×

Decentralized list scheduling. (English) Zbl 1273.90086

Summary: Classical list scheduling is a very popular and efficient technique for scheduling jobs for parallel and distributed platforms. It is inherently centralized. However, with the increasing number of processors, the cost for managing a single centralized list becomes too prohibitive. A suitable approach to reduce the contention is to distribute the list among the computational units: each processor only has a local view of the work to execute. Thus, the scheduler is no longer greedy and standard performance guarantees are lost.{ }The objective of this work is to study the extra cost that must be paid when the list is distributed among the computational units.

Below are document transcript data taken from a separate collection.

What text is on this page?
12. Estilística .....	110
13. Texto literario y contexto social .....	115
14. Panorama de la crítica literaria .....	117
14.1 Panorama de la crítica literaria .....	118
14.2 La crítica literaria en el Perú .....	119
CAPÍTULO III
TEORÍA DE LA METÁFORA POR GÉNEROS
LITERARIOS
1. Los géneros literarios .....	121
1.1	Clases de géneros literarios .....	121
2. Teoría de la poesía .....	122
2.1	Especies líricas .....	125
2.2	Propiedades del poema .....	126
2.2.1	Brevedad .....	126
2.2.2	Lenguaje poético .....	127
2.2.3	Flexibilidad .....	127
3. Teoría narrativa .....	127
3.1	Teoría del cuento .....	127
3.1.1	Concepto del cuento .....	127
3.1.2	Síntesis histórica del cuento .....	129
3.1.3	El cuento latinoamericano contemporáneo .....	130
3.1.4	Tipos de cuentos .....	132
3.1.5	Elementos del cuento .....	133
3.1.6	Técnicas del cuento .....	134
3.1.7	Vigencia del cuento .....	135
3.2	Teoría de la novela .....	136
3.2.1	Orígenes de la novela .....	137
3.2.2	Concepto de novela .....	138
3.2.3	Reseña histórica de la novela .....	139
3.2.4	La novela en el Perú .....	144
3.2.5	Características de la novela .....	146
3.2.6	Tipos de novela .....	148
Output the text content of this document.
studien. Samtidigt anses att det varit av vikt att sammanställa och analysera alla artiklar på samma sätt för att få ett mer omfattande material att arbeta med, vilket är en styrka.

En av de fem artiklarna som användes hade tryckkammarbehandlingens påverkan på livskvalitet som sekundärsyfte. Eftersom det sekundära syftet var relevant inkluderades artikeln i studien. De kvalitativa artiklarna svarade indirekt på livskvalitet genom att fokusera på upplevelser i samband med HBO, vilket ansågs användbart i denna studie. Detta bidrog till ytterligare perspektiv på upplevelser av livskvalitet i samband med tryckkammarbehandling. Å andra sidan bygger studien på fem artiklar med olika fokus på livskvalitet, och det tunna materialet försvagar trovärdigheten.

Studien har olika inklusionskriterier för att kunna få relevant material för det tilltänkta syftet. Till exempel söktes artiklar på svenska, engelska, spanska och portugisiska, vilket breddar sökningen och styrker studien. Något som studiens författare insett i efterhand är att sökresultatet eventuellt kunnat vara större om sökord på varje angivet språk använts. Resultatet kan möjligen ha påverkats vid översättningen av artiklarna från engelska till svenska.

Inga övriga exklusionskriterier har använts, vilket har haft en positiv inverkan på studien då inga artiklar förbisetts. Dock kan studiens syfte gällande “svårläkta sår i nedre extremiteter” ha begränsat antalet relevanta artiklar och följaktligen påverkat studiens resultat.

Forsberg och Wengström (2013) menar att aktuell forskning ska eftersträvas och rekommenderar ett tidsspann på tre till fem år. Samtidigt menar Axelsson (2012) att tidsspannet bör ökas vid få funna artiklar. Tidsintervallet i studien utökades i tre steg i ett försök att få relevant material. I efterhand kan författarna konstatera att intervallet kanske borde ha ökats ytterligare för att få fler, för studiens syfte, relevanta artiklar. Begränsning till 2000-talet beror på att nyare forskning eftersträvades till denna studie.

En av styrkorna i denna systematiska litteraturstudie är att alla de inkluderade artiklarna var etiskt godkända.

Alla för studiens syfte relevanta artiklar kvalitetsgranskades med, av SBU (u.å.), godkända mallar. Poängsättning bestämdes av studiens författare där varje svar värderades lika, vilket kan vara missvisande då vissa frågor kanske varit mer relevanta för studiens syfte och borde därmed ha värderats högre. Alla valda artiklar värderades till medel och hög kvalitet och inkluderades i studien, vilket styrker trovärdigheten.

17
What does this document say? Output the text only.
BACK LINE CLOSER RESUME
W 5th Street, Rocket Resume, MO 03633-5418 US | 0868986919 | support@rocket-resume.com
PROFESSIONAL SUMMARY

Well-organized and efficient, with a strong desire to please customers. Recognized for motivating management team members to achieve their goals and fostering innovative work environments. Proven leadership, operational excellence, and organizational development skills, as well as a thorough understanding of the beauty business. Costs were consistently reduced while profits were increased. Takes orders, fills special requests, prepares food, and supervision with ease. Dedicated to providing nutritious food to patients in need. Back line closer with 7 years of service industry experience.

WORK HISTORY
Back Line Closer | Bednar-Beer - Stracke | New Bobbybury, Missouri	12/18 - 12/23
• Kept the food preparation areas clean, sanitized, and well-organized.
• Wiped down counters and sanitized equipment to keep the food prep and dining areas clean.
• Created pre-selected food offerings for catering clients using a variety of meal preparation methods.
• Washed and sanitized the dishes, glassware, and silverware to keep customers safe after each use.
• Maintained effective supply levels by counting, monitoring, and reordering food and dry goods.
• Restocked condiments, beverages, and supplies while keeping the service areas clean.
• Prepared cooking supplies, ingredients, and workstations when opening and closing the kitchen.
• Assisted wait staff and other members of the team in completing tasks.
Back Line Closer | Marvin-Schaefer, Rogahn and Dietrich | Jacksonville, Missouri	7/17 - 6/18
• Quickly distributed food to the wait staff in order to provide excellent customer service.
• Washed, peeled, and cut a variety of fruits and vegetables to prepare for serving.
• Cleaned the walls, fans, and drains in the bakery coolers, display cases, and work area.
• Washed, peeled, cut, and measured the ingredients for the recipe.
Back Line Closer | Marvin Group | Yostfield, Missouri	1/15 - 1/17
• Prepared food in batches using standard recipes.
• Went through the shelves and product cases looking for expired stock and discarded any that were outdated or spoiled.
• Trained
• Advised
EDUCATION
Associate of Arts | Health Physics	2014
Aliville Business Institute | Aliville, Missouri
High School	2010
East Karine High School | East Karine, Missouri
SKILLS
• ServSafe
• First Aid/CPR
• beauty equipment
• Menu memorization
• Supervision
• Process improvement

We first present a general methodology for computing the expected makespan based on the analysis of an adequate potential function which represents the load imbalance between the local lists. We obtain an equation giving the evolution of the potential by computing its expected decrease in one step of the schedule. Our main theorem shows how to solve such equations to bound the makespan. Then, we apply this method to several scheduling problems, namely, for unit independent tasks, for weighted independent tasks and for tasks with precedence constraints. More precisely, we prove that the time for scheduling a global workload \(W\) composed of independent unit tasks on \(m\) processors is equal to \(W/m\) plus an additional term proportional to \(\log_2 W\). We provide a lower bound which shows that this is optimal up to a constant. This result is extended to the case of weighted independent tasks. In the last setting, precedence task graphs, our analysis leads to an improvement on the bound of N. S. Arora et al. [Theory Comput. Syst. 34, No. 2, 115–144 (2001; Zbl 0978.68020)]. We end with some experiments using a simulator. The distribution of the makespan is shown to fit existing probability laws. Moreover, the simulations give a better insight into the additive term whose value is shown to be around \(3 \log_2 W\) confirming the precision of our analysis.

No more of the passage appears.